Hay stack fires increasing as temperatures rise
The SA Country Fire Service (CFS) is responding to an increasing number of hay stack fires due to bales being stored with higher levels of moisture.
State Duty Commander Brenton Hastie said the late winter rain had increased the risk of hay being baled wet.
"Increased moisture levels cause a bacterial chain reaction in hay bales when external temperatures rise," Mr Hastie said.
"The result of the chain reaction is a building of heat, which can result in spontaneous combustion of the bales.
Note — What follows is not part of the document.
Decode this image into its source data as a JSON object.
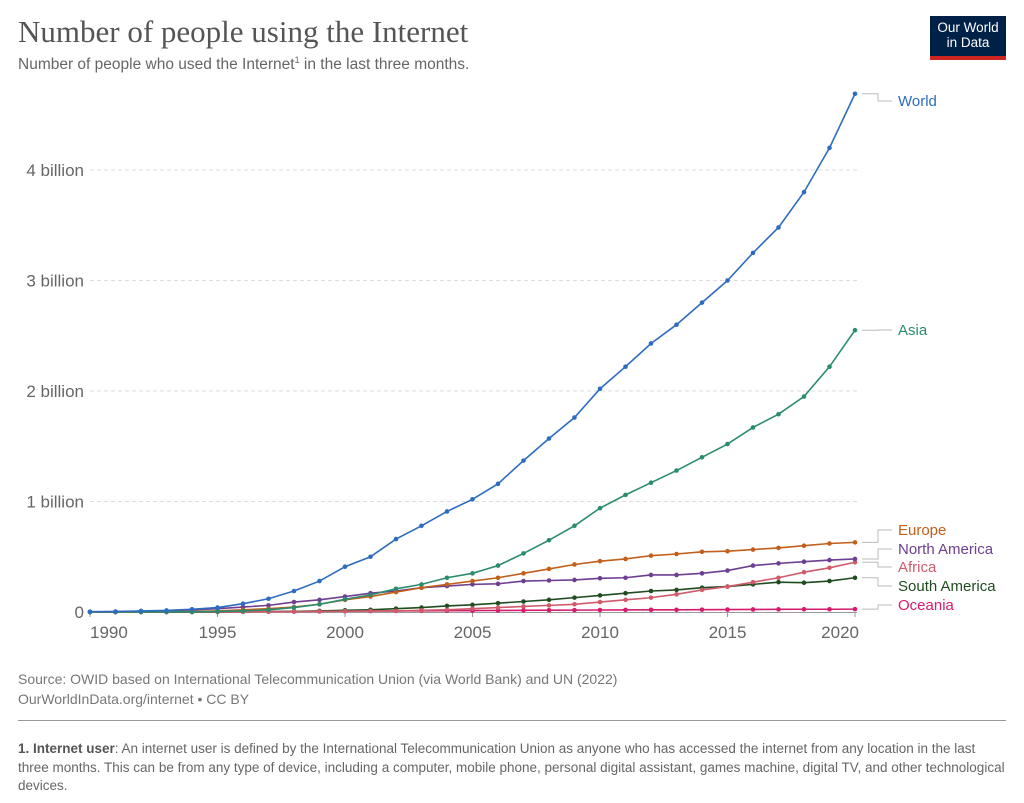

"If the bales are stored within a large stack, the fire will quickly spread through the stack and may destroy any surrounding building and equipment," Mr Hastie said.
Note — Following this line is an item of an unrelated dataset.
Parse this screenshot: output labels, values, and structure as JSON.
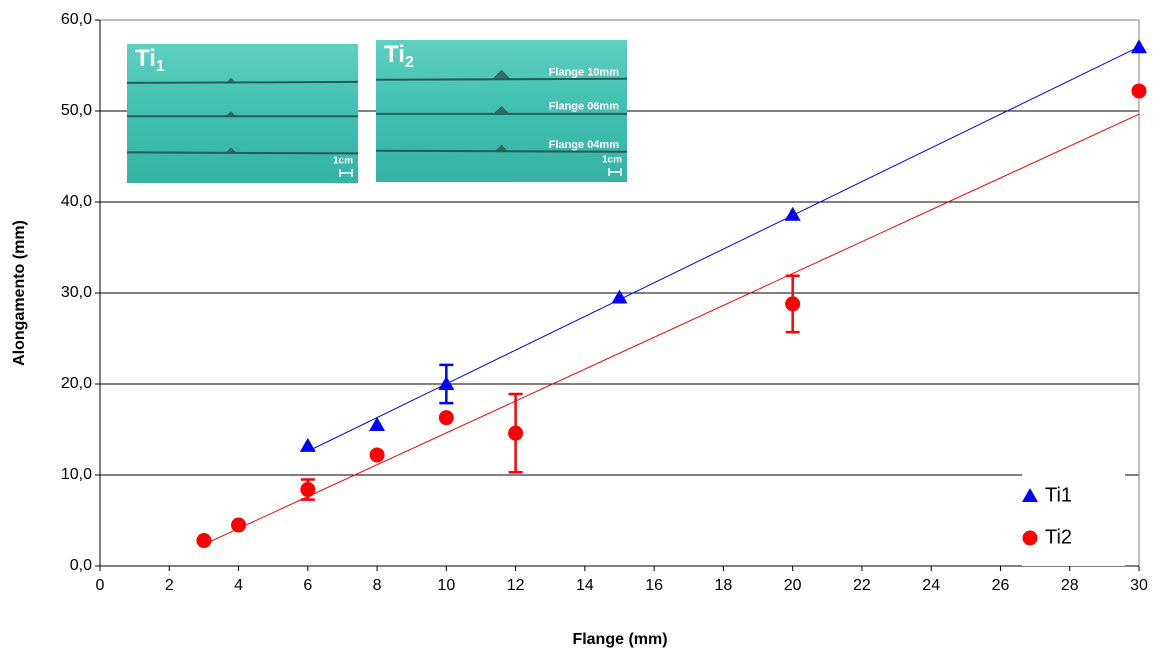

Mr Hastie said hay stack fires were problematic for the Country Fire Service, as they are events that take days to fully extinguish and may require volunteer crews to remain on site for lengthy periods.
"Primary producers storing hay can help the CFS by monitoring the temperatures of hay bales that are stored, and immediately remove any bales that begin to produce steam or smoke or are showing signs of heat build-up.
"Hay fires are heart-breaking for farmers, as they generally destroy large amounts of feed and nearby machinery, so the best outcome we can have is to limit the chance of the fires starting to begin with by regularly monitoring the stores and lowering the risk of a fire starting," Mr Hastie said.